The research focuses on the glymphatic system, the brain’s unique cleaning process that was first described by Nedergaard and her colleagues in 2012. They showed how cerebral spinal fluid (CSF) is pumped into brain tissue and flushes away waste, including the proteins beta amyloid and tau that are associated with Alzheimer’s disease and other forms of dementia. Subsequent research has shown that the glymphatic system is more active while we sleep, can be damaged by stroke and trauma, and improves with exercise.
Conducted in mice, the new study, which appears in the journal Scientific Reports, looked at the impact of both acute and chronic alcohol exposure.
When the researchers studied the brains of animals exposed to high levels of alcohol over a long period of time, they observed high levels of a molecular marker for inflammation, particularly in cells called astrocytes which are key regulators of the glymphatic system. They also noted impairment of the animal’s cognitive abilities and motor skills.
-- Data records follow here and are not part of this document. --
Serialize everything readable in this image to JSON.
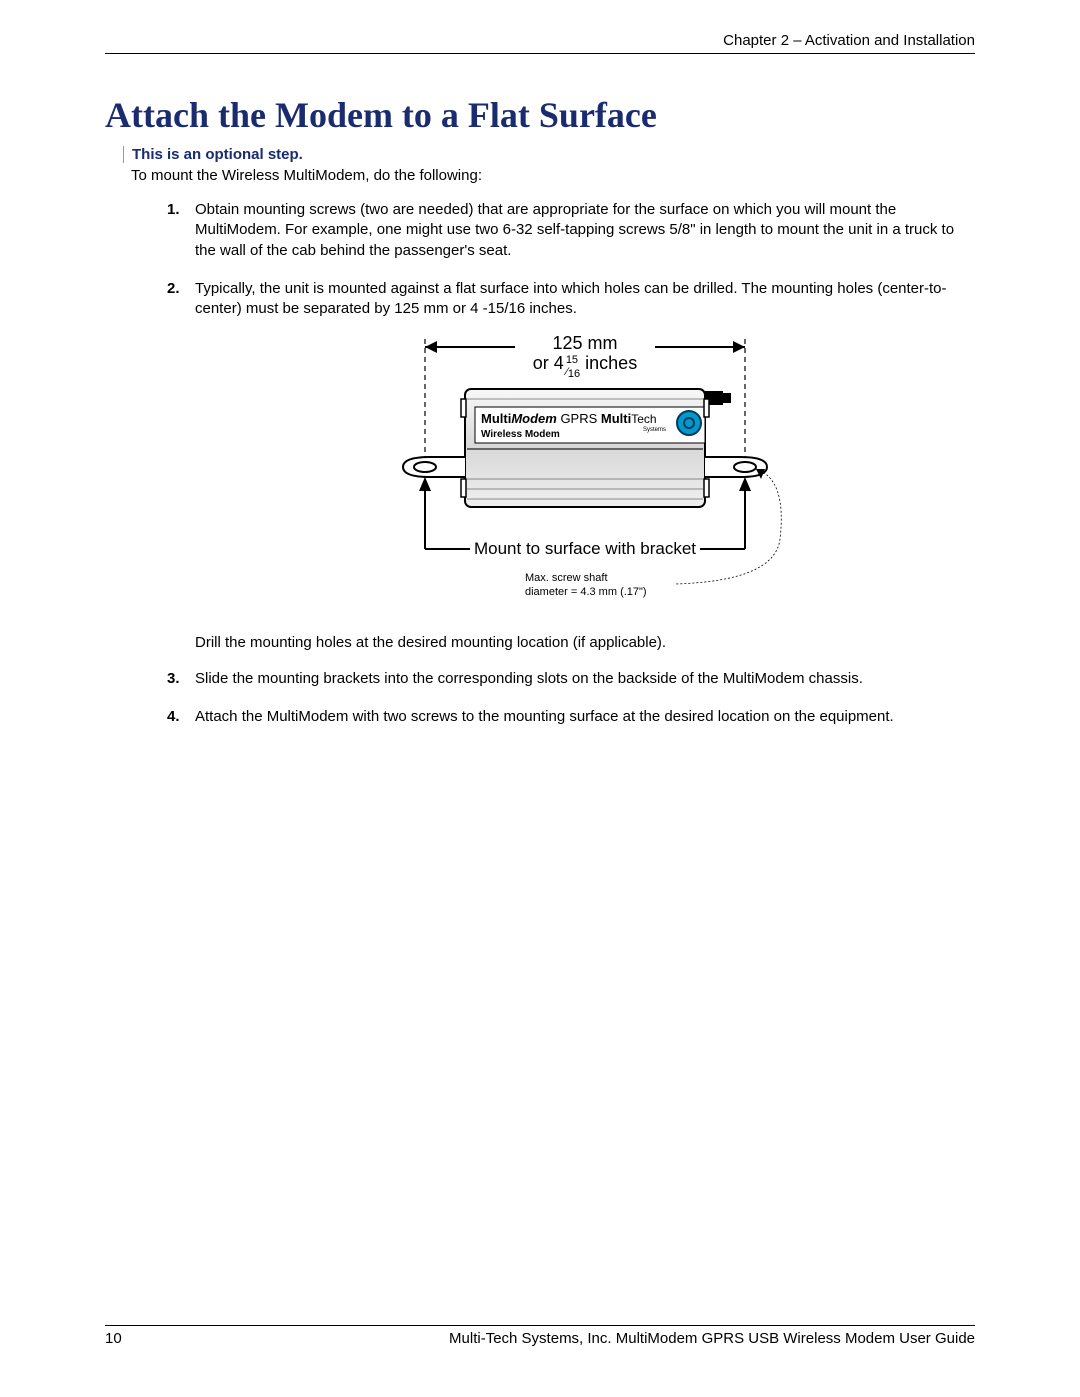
{
  "header": {
    "chapter": "Chapter 2 – Activation and Installation"
  },
  "title": "Attach the Modem to a Flat Surface",
  "optional_note": "This is an optional step.",
  "intro": "To mount the Wireless MultiModem, do the following:",
  "steps": [
    {
      "num": "1.",
      "text": "Obtain mounting screws (two are needed) that are appropriate for the surface on which you will mount the MultiModem. For example, one might use two 6-32 self-tapping screws 5/8\" in length to mount the unit in a truck to the wall of the cab behind the passenger's seat."
    },
    {
      "num": "2.",
      "text": "Typically, the unit is mounted against a flat surface into which holes can be drilled.  The mounting holes (center-to-center) must be separated by 125 mm or 4 -15/16 inches."
    },
    {
      "num": "3.",
      "text": "Slide the mounting brackets into the corresponding slots on the backside of the MultiModem chassis."
    },
    {
      "num": "4.",
      "text": "Attach the MultiModem with two screws to the mounting surface at the desired location on the equipment."
    }
  ],
  "diagram": {
    "dim_top_line1": "125 mm",
    "dim_top_line2_pre": "or 4",
    "dim_top_frac_num": "15",
    "dim_top_frac_den": "16",
    "dim_top_line2_post": " inches",
    "device_label_prefix": "Multi",
    "device_label_modem": "Modem",
    "device_label_gprs": " GPRS ",
    "device_label_multi2": "Multi",
    "device_label_tech": "Tech",
    "device_label_systems": "Systems",
    "device_sublabel": "Wireless Modem",
    "bracket_label": "Mount to surface with bracket",
    "screw_note_l1": "Max. screw shaft",
    "screw_note_l2": "diameter = 4.3 mm (.17\")"
  },
  "post_diagram": "Drill the mounting holes at the desired mounting location (if applicable).",
  "footer": {
    "page_num": "10",
    "guide": "Multi-Tech Systems, Inc. MultiModem GPRS USB Wireless Modem User Guide"
  }
}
Animals exposed to low levels of alcohol consumption, analogous to approximately 2 ½ drinks per day, actually showed less inflammation in the brain and their glymphatic system was more efficient in moving CSF through the brain and removing waste, compared to control mice who were not exposed to alcohol. The low dose animals’ performance in the cognitive and motor tests was identical to the controls.
“The data on the effects of alcohol on the glymphatic system seemingly matches the J-shaped model relating to the dose effects of alcohol on general health and mortality, whereby low doses of alcohol are beneficial, while excessive consumption is detrimental to overall health” says Nedergaard.
“Studies have shown that low-to-moderate alcohol intake is associated with a lesser risk of dementia, while heavy drinking for many years confers an increased risk of cognitive decline. This study may help explain why this occurs. Specifically, low doses of alcohol appear to improve overall brain health.”
Additional coauthors are from URMC and the University of Copenhagen in Denmark. Funding for the study came from the Department of Navy’s Office of Naval Research, the National Institute of Neurological Disorders and Stroke, and the National Institute on Aging.